The maximum trade margin on oxygen concentrators has been fixed at 70%, according to an order issued by the National Pharmaceutical Pricing Authority (NPPA). The margin at the level of distributor currently ranges up to 198%, as per information collected by the government.
Khan Market incident
The move comes after a large number of oxygen concentrators were seized from a well-known restaurant at Khan Market in New Delhi and a number of other locations when the capital city was in the grip of the second COVID wave, facing acute shortage of medicines and treatment equipment.

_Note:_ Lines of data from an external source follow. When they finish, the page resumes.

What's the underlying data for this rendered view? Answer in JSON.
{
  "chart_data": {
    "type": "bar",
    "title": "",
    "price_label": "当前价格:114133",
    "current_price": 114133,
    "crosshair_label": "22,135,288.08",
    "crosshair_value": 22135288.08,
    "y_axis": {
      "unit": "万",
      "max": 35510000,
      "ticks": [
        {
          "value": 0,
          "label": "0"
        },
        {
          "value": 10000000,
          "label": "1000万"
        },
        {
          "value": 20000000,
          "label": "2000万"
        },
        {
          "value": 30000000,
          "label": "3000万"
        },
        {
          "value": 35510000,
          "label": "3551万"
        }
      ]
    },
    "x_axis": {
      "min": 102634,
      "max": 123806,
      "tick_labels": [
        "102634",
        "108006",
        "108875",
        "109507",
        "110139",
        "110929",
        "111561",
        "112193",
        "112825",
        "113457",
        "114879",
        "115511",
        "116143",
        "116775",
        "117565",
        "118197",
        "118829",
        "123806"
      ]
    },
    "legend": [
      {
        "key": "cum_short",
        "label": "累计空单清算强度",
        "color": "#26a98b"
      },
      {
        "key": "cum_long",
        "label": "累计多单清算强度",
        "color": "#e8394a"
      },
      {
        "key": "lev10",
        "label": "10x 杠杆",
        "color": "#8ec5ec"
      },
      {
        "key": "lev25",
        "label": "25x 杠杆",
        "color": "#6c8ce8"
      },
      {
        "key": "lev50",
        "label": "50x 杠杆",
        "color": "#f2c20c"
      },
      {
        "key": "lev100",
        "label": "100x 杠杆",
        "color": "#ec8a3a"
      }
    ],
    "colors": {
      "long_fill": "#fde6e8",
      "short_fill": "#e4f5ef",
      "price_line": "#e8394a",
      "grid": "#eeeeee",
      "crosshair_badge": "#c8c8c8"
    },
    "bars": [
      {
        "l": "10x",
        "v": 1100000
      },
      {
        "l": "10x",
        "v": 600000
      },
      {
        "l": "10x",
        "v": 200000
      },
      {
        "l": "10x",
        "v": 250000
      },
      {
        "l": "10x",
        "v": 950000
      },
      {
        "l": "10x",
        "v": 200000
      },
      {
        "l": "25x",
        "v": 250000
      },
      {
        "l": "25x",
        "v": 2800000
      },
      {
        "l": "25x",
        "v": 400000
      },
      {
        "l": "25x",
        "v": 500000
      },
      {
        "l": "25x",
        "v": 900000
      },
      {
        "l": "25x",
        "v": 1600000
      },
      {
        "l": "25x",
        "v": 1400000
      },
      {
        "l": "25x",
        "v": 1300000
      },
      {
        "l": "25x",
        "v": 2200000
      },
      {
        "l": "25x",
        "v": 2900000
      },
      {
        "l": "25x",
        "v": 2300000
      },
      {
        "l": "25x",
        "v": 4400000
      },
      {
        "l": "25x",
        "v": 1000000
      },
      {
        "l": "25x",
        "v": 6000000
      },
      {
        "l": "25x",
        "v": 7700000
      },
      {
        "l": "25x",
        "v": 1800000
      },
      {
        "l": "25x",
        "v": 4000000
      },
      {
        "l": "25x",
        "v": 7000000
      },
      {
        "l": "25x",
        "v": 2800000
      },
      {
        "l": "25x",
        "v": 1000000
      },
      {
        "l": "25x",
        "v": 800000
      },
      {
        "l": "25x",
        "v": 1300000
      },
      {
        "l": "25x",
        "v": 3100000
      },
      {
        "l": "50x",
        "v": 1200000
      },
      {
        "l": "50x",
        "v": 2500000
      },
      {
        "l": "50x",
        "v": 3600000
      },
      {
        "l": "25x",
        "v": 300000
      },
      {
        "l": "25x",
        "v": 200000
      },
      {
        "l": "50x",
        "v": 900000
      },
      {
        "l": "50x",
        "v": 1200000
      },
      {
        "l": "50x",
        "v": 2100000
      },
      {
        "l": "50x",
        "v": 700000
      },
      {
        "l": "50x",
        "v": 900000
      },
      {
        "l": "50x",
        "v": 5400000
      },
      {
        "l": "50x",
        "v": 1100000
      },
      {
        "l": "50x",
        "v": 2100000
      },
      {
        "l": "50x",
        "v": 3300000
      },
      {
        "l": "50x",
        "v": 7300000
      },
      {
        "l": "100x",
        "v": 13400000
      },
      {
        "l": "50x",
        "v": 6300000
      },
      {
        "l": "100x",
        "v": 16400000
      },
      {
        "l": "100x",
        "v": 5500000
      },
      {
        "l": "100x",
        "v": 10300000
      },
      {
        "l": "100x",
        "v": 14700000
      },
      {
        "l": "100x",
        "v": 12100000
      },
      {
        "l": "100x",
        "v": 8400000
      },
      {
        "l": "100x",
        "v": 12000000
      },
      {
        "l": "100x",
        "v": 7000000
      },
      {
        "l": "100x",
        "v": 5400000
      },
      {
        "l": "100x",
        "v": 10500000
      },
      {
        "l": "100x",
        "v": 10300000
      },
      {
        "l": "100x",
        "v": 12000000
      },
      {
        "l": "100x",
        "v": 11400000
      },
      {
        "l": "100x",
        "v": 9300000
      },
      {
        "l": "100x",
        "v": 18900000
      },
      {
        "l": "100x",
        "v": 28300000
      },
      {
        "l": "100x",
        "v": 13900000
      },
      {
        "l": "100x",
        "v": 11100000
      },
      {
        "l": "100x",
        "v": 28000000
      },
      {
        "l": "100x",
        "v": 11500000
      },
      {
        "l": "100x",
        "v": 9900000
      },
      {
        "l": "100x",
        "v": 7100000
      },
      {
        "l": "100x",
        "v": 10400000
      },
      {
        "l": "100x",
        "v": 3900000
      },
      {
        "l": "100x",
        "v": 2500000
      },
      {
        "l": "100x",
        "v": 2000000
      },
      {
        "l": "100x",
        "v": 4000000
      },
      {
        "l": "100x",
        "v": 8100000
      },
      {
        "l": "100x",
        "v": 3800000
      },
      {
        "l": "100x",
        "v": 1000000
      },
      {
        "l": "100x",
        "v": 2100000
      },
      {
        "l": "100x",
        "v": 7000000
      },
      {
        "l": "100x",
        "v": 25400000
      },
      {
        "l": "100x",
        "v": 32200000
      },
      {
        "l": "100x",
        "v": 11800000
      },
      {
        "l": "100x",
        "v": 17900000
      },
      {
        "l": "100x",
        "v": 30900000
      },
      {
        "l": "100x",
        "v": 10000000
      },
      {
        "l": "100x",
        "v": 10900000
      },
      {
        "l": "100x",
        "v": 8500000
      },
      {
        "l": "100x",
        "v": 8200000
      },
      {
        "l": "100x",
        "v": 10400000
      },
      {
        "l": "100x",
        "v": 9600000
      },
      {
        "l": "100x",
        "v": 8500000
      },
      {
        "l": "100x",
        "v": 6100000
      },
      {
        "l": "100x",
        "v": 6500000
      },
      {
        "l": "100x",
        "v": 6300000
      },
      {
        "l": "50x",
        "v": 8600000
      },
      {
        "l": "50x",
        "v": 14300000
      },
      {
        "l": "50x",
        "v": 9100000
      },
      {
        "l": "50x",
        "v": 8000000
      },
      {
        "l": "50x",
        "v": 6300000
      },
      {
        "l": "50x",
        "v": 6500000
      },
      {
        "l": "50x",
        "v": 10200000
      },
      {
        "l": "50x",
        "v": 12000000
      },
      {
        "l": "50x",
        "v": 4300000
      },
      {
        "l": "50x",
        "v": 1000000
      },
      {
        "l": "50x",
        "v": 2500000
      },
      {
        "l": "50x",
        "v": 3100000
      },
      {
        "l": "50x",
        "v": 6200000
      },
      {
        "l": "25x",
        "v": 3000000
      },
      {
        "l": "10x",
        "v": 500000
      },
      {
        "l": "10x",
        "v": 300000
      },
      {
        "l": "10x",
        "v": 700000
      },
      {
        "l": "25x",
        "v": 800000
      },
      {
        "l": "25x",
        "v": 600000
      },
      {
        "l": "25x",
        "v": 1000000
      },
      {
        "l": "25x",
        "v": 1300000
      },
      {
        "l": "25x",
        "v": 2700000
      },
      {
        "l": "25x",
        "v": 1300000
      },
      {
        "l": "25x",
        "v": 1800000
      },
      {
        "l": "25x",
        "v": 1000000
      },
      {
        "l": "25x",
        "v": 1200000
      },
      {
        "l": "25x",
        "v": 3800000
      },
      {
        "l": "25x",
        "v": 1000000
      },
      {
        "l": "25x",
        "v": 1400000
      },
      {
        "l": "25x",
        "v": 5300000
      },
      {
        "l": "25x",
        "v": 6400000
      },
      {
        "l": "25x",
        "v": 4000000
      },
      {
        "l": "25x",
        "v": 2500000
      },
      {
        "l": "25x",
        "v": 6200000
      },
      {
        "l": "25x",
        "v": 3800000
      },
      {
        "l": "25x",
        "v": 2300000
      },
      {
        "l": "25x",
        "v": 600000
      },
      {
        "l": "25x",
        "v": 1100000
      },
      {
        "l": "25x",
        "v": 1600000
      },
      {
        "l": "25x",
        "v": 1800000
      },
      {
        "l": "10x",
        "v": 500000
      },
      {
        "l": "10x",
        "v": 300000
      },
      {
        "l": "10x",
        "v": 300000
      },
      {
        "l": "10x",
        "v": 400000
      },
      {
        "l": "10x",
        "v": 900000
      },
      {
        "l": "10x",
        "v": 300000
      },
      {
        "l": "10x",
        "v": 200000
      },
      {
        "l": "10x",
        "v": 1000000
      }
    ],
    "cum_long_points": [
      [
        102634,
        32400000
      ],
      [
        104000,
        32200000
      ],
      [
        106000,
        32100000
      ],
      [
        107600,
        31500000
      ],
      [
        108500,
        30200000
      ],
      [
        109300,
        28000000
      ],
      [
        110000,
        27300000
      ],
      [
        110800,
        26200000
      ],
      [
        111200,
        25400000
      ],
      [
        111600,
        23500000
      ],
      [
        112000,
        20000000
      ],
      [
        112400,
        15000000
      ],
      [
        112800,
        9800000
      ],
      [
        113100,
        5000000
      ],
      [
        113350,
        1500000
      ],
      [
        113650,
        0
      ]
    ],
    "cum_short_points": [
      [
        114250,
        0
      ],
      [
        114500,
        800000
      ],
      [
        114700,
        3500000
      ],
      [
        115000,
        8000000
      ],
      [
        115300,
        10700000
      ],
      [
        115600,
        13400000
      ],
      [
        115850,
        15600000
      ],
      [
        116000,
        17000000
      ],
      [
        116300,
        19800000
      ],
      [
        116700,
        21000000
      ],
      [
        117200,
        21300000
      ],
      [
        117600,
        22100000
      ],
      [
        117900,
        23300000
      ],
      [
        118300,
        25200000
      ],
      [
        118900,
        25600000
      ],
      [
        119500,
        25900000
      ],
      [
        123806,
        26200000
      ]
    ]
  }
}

The restaurant, closed due to the lockdown, was being used as a hideout to store oxygen concentrators that were then sold at exorbitant prices, according to Delhi Police, who arrested the owner of the restaurant. While investigations are going on, the police allege that oxygen concentrators were being sold in the black market at five times their import prices, exploiting the panic created due to the shortage, as a large number of critical patients needed the live-saving device at that point. Similar complaints had come in from various other cities, too, forcing the Centre to act.
“By invoking extraordinary powers under Para 19 of the DPCO, 2013, in the larger public interest, NPPA has capped the trade margin at up to 70% on the price-to-distributor (PTD) level on oxygen concentrators,” a statement issued on Friday by the Ministry of Chemicals and Fertilizers said. In a similar move in February 2019, the NPPA had capped the trade margin on anti-cancer drugs.
Revised MRP in 3 days
Based on the notified trade margin, the NPPA has instructed the manufacturers and importers to report the revised maximum retail price (MRP) within three days. Then, revised MRPs will be shared in the public domain within a week by the NPPA, the statement said.
With the peak of the second of COVID behind us, the move may not be of much import now, said experts, adding that the NPPA should have acted much earlier. Nevertheless, the current order will help in case a crisis arises in the future.
“Every retailer, dealer, hospital and institution shall display a price list as furnished by the manufacturer, on a conspicuous part of the business premises in a manner so as to be easily accessible by any person wishing to consult the same. The manufacturers/importers not complying with the revised MRP after trade margin capping shall be liable to deposit the overcharged amount along with interest at 15% and penalty up to 100% under the provisions of the Drugs (Prices Control) Order, 2013, read with the Essential Commodities Act, 1955,” the statement said.
State Drug Controllers (SDCs) shall monitor the compliance of the order to ensure that no manufacturer, distributor, retailer sells oxygen concentrators to any consumer at a price exceeding the revised MRP, to prevent black-marketing.
The order shall be applicable up to November 30, 2021, subject to review, according to the statement issued by the Ministry of Chemicals and Fertilizers.
“The government is striving to ensure uninterrupted supply of oxygen and oxygen concentrators in adequate quantity in the country during the pandemic. Oxygen concentrators are a non-scheduled drug and presently under the voluntary licensing framework of the Central Drugs Standard Control Organization (CDSCO). Its price is being monitored under the provisions of DPCO 2013,” the statement explained.